Desire for Deeper Integration Across Features
Some users observed that the goals should connect more dynamically with other parts of the dashboard, such as the Home page. Will introduce connections between the informative Next Steps and the To Do tasks on the Home page.

A digital interface showing recent credit card applications, with a Citi Double Cash Card approved and an XX Personal Loan denied. Sections display available products, pros and cons of credit cards, personalized suggestions for credit cards like Citi Simplicity, Chase Freedom Unlimited, and Wells Fargo Active Cash. Sticky notes with user comments are on the right, discussing when to see detailed results, selling products, and preferences for transparency, with green notes favoring non-sponsored results and red and yellow notes sharing concerns about information overload and expand/shrink functions.

Pros and Cons Lists Supported Confident Decision-Making
Side-by-side pros and cons helped users feel empowered to evaluate products on their own terms rather than relying on marketing claims. This feature was described as “honest,” “balanced,” and “educational.”

More Guidance Desired for the “Should I Apply?” Feature
The honest “Should I Apply?” recommendations provided personalized clarity that users found both practical and confidence-building. Users would like to see more priority given to this section.

Non-Sponsored Product Listings Strengthened Credibility
Users noticed and appreciated the absence of advertisements or sponsored rankings. This transparency and ethical positioning boosted perceptions of fairness and integrity.
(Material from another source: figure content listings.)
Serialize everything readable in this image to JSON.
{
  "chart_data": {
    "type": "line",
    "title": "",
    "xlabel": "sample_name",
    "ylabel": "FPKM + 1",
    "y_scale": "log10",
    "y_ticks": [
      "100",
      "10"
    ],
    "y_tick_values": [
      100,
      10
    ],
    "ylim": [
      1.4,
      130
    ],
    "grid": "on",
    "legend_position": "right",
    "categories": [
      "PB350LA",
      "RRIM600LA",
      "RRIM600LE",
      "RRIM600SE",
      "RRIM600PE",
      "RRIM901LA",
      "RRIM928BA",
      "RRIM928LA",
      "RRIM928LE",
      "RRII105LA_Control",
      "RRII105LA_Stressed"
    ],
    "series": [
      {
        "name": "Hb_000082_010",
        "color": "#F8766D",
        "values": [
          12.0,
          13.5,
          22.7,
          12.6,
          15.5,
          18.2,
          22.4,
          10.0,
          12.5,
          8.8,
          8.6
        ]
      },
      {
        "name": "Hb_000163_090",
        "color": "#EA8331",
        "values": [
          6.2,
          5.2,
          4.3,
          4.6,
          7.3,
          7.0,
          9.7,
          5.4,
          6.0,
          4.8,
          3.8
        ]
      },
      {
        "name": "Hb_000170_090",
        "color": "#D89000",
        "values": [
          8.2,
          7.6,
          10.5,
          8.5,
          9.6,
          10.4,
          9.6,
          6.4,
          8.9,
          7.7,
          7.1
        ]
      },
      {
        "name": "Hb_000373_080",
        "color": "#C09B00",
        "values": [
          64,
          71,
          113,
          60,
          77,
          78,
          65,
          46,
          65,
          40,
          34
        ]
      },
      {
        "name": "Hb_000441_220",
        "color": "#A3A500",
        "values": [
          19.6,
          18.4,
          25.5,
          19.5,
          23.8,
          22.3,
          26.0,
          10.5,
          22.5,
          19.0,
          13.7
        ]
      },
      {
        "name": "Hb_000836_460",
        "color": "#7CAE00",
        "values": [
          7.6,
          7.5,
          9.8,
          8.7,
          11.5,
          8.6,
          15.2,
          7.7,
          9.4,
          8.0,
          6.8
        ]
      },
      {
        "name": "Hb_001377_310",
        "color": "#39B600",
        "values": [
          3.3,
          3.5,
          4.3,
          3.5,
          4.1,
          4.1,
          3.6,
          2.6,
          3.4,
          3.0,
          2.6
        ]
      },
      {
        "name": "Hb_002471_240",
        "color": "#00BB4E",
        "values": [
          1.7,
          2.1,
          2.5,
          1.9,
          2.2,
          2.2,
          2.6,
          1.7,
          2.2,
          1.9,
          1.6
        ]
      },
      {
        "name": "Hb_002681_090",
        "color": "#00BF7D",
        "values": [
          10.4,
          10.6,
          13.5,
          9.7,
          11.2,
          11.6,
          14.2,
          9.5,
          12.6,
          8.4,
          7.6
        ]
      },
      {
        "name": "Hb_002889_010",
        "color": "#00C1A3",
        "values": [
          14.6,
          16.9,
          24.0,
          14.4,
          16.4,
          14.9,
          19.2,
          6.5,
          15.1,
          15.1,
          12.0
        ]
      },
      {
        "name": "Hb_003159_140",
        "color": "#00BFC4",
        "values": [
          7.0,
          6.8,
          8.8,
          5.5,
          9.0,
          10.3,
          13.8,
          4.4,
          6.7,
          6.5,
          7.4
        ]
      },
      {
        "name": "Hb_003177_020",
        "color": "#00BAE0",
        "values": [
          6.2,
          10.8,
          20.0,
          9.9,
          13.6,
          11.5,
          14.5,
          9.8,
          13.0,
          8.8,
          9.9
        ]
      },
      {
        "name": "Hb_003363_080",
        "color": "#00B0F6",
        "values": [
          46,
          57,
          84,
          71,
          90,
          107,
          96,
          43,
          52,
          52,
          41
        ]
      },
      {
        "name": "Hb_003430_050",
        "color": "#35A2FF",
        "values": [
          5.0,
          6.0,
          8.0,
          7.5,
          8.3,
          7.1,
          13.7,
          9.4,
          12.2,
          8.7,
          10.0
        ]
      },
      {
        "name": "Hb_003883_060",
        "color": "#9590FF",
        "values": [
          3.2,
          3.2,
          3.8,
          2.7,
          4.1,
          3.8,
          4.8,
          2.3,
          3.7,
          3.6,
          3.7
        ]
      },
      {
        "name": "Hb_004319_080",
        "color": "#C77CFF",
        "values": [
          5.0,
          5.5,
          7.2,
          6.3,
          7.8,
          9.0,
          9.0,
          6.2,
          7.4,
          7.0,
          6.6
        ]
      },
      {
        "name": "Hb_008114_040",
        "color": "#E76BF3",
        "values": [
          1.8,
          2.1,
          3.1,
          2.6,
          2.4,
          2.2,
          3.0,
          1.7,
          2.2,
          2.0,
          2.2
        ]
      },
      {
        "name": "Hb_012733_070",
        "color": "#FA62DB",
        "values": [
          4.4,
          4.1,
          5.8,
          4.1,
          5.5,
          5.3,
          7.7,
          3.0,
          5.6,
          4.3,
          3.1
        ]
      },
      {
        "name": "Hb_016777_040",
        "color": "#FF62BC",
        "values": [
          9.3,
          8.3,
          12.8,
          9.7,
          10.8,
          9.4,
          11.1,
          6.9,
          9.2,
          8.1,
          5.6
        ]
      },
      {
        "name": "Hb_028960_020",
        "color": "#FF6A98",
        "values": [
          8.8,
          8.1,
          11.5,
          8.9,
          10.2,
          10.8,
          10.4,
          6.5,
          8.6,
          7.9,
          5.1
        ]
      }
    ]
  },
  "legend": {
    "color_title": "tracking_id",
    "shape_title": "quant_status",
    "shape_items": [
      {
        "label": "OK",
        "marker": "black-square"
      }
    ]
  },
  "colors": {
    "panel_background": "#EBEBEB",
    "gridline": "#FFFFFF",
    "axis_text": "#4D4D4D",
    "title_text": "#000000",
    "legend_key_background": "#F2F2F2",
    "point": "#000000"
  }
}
Information Density Needs Revision
All users felt that the page presented a lot of information at once. They suggested visual hierarchy improvements (like better content grouping or progressive disclosure) to prevent information overload.

NEXT ITERATION PLAN

IMPROVE HIERARCHY AND COMPREHENSION

Why: Testing showed that users appreciated transparency but sometimes felt overwhelmed by information density on key pages.

How:

  • Expand areas of progressive disclosure, allowing users to view detailed explanations only when desired.

  • Add strategy to contextual “info” tooltips/ pop-ups to explain credit factors and decision terms without visual clutter.

  • Conduct a quick A/B test comparing current vs. simplified hierarchy to measure comprehension speed and retention.

Success Metric: At least 90% of users report comfort with the amount of information on post-test surveys.

DEEPEN EMOTIONAL AND ETHICAL DESIGN OF DENIAL EXPERIENCE

Why: Users appreciated the constructive tone of denial explanations but wanted clearer next steps and a visual sense of improvement potential.

How:

  • Add a mini progress tracker showing how current efforts are improving credit readiness.

  • Integrate educational links for each denial reason.

  • Iterate on tone, add more empathetic, coaching-style phrasing.

Success Metric: Post-denial satisfaction (via short in-session survey) increases from baseline average. At least 70% of users report feeling “motivated to try again” rather than discouraged.

COLLABORATE WITH FINANCIAL INSTITUTIONS TO EXPLORE WHERE ADDITIONAL HUMAN-IN-THE-LOOP EXPERIENCES COULD BE ADDED

Why: The “Contact Agent” button was reassuring, but users wanted to know what happens next, however feasibility and real-world alignment with lending compliance and AI regulation will need to be validated.

How:

  • Conduct stakeholder interviews with loan officers or fintech compliance teams.

  • Map and prototype the handoff flow between user and support agent (or decision maker).

  • Develop a technical feasibility concept for integrating explainability models into the dashboard layer.

Success Metric: Confirmation that features can comply with legal “adverse action notice” standards. Users report reduced anxiety levels (self-reported comfort rating increase by at least 25%)

Screenshot of a webpage with personalized credit card suggestions, including Chase Freedom Unlimited credit card with an ethical rating of 3.3 stars, 70% approval chance, and a detailed explanation of how the rating is calculated. It also shows probability of success and related informational sections.